Austin asked about the overall security plan beyond announcements, noting that many people would ignore such announcements.

“We didn’t come to talk about Barclays Center security,” Cotton responded a bit sharply. (While she works for Forest City, she still represents Onexim on arena issues.) “We found out that, after Elicia [Howard] came forward, that there was a missing code of conduct as it relates to NHL” events, she said.

Kelly, she said, was announcing that the sentence he read about “residential neighborhoods” is being added to all events. “That’s the new news announced today,” she said.

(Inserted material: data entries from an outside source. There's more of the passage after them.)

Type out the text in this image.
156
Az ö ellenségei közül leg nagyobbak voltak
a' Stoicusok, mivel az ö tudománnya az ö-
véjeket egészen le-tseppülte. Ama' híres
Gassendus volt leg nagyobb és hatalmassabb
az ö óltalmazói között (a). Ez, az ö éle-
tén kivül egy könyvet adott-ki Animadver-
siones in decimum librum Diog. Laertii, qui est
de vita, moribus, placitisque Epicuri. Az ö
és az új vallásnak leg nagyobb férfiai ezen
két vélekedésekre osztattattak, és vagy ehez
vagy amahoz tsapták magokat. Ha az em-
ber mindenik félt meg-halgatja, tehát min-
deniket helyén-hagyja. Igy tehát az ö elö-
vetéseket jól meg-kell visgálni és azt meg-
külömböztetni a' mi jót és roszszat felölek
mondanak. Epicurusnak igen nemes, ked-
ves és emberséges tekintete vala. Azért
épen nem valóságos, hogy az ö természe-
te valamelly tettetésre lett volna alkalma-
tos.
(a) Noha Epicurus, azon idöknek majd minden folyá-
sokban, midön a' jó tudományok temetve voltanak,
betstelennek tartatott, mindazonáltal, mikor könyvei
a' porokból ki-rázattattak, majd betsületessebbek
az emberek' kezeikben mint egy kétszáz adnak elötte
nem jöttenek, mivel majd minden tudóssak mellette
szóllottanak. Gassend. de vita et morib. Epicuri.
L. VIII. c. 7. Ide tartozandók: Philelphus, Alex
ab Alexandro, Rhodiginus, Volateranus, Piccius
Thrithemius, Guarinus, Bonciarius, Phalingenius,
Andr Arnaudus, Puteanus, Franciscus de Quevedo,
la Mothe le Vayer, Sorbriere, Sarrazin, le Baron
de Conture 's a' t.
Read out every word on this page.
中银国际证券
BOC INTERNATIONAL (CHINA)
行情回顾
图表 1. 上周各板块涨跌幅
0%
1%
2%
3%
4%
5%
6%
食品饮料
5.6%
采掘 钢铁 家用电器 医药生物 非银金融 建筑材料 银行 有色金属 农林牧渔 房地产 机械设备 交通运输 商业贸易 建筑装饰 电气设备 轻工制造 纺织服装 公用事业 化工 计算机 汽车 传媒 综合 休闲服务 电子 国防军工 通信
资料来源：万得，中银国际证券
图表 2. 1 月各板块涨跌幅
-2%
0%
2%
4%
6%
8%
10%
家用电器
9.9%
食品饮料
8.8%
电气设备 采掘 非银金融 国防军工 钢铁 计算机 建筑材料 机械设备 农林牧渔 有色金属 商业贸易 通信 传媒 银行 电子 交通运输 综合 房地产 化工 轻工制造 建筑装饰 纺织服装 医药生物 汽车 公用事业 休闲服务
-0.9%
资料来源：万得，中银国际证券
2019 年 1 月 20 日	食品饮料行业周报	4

“We’re trying to get any bad behavior stopped before they [arenagoers] come to the exit,” she said, noting that the Barclays Center pays off-duty police and then local police officers patrol the neighborhood.

“I think it would be helpful to get a clear security plan,” said board member Barika Williams, citing both arena security and the NYPD. “Ive been on [adjacent] Fifth Avenue after a hockey game,” she said, adding that “it is very overwhelming, just walking in the street.”

She further requested a security protocol for the rest of the site, noting that there will be children—of new residents—on site during construction.